Depuis cette date, sous prétexte d'avoir l'air sérieux et rigoureux, des évaluations nationales sont périodiquement imposées à toutes les écoles. C'est impressionnant.
Mais elles vont servir à quoi ?
A faire du mal, sans apporter la moindre information utile.

On remarque d'abord que cela consomme une quantité non négligeable de temps, pendant lequel les enfants n'apprennent rien. Pire, les apprentissages mis en route auparavant sont stoppés, avec de gros risques d'oublis et une grande probabilité d'avoir à les reprendre, souvent à zéro.
Ces oublis inévitables ont un impact évident sur la confiance que les enfants mettent en eux. Si bien que, loin d'apporter de précieuses informations destinées à améliorer la manière de travailler, on peut dire qu'elles ont surtout pour effet, d'handicaper par avance le travail ultérieur.
On cherche vainement l'intérêt pédagogique d'une telle manœuvre.

La raison est évidente : rien de pédagogique là-dedans en fait, mais de la politique à l'état pur. Il s'agit, pour le Ministre de laisser son nom dans l'histoire de l'école primaire...
Seulement, voilà : tout le monde n'a pas l'étoffe d'un Jean Zay, ou d'Alain Savary... Alors, créer une évaluation nationale, c'est déjà gagner un soupçon de notoriété, et sans se fatiguer outre mesure...
Reste à savoir si c'est utile pour les élèves...

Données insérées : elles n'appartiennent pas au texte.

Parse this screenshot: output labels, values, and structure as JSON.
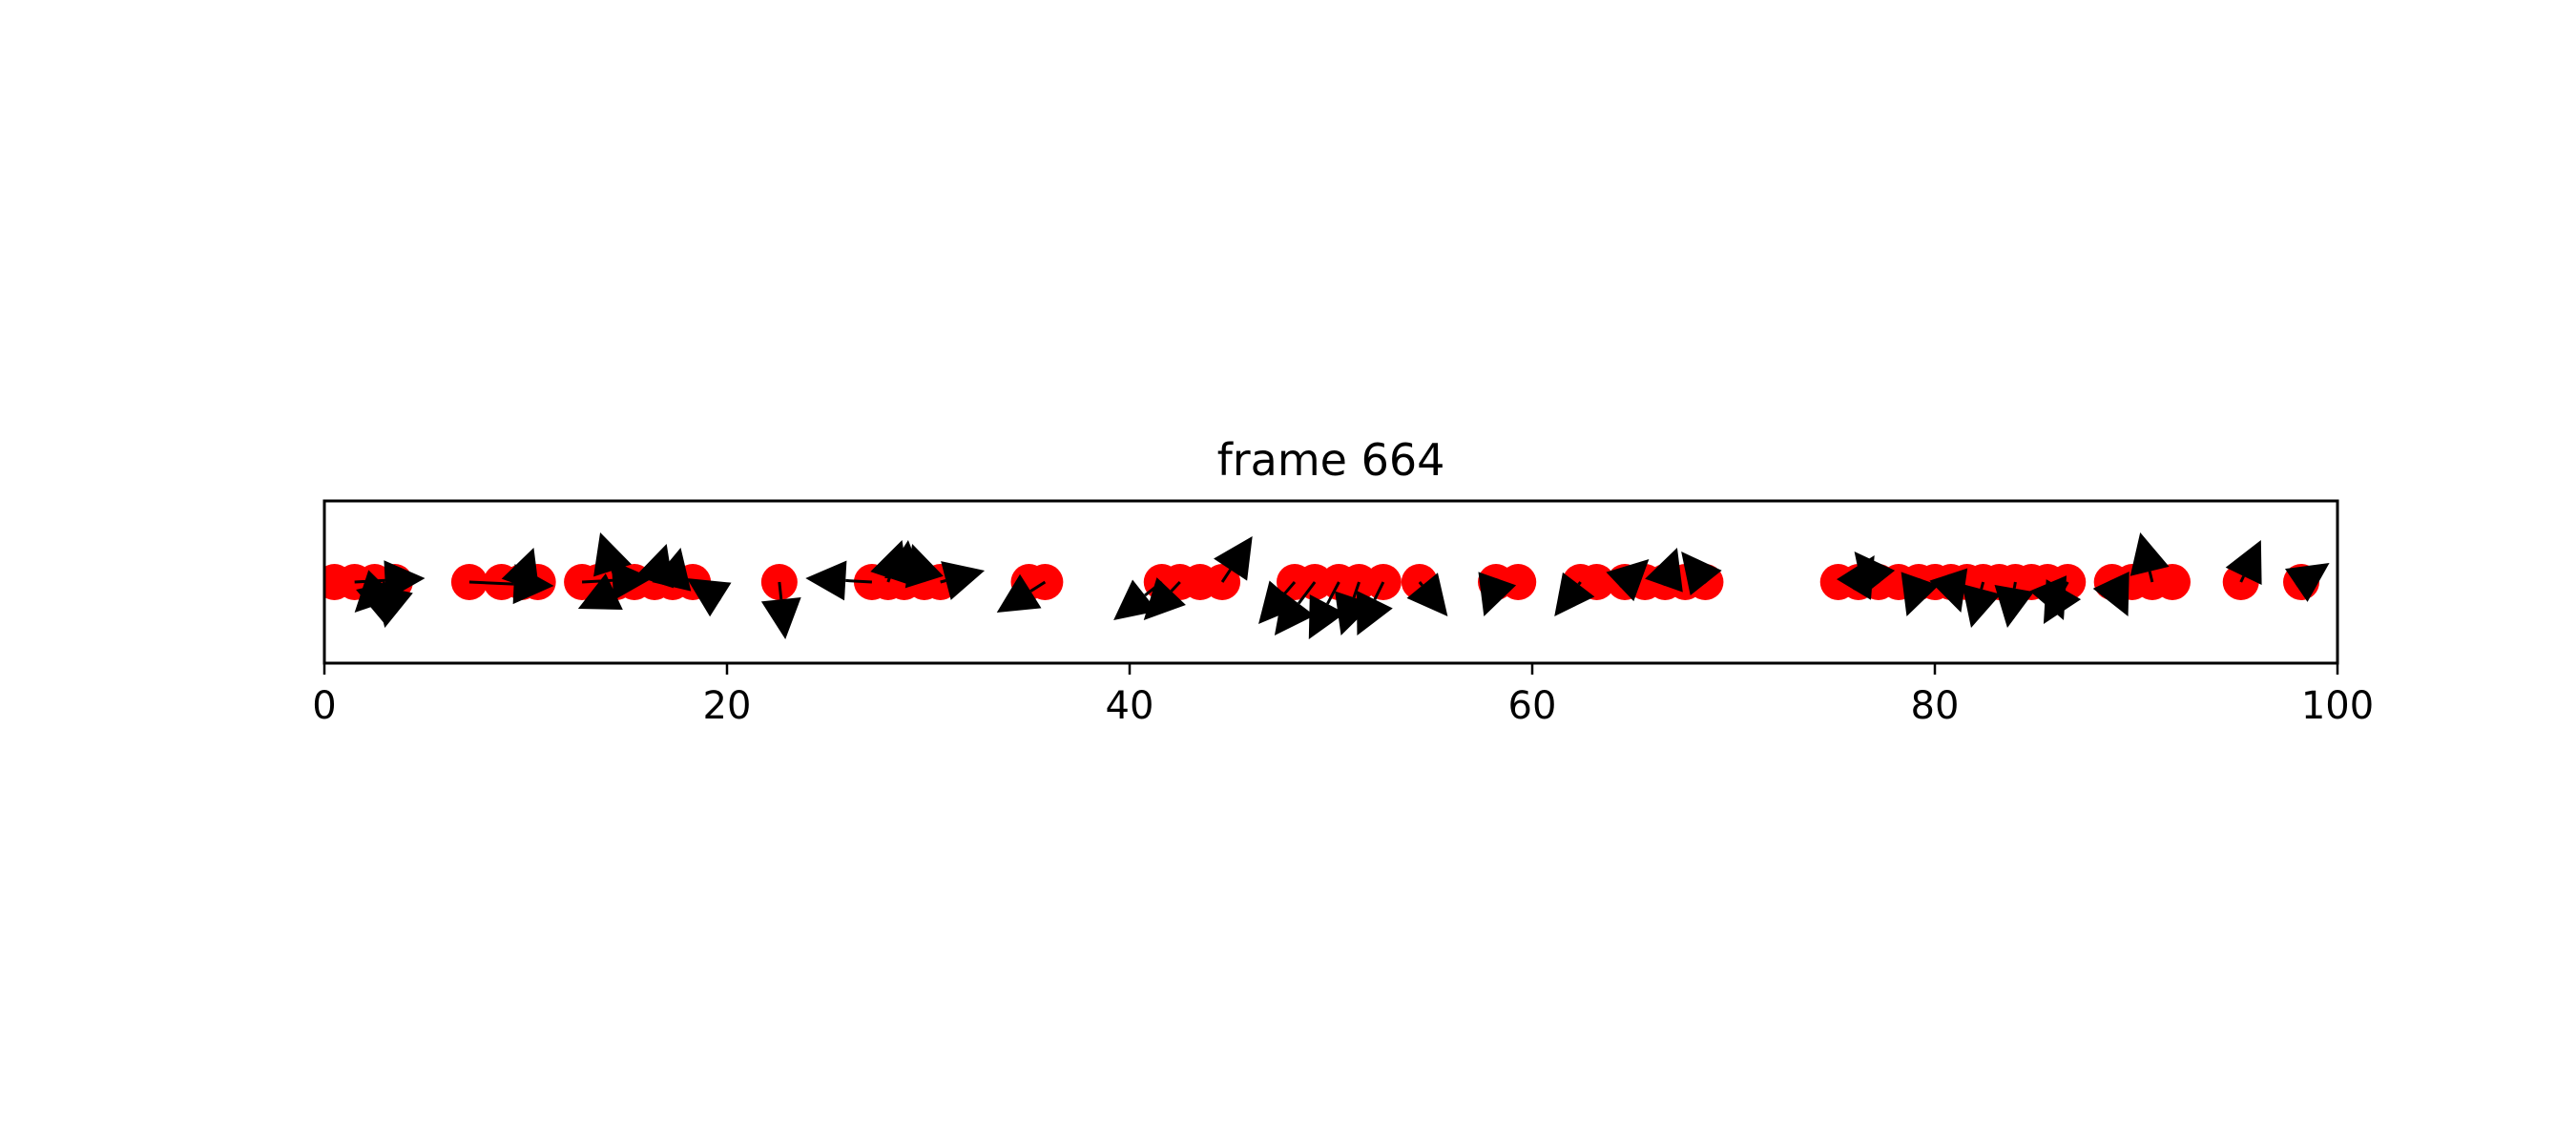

Comme je l'ai déjà dit en 2017, et redit en juillet dernier, des évaluations ne peuvent avoir de sens qu'en toute fin de session de travail : jamais durant leur cours, car elles auraient pour effet de le perturber et de nuire à leur efficacité. Ce n'est pas au milieu du chemin qu'on doit chercher à repérer où l'on en est.
Et si l'on pense que ce serait un moyen de savoir à temps que l'on se fourvoie, c'est là qu'on se trompe : en général, c'est trop tard ! C'est avant, qu'il faut y réfléchir : quand le travail est lancé, surtout, on ne doit plus l'arrêter : on va jusqu'au bout, même si l'on a l'impression qu'on se trompe... Et ce, pour une raison majeure : qu'elle soit erronée ou non, ce n'est qu'à l'arrivée qu'on le saura.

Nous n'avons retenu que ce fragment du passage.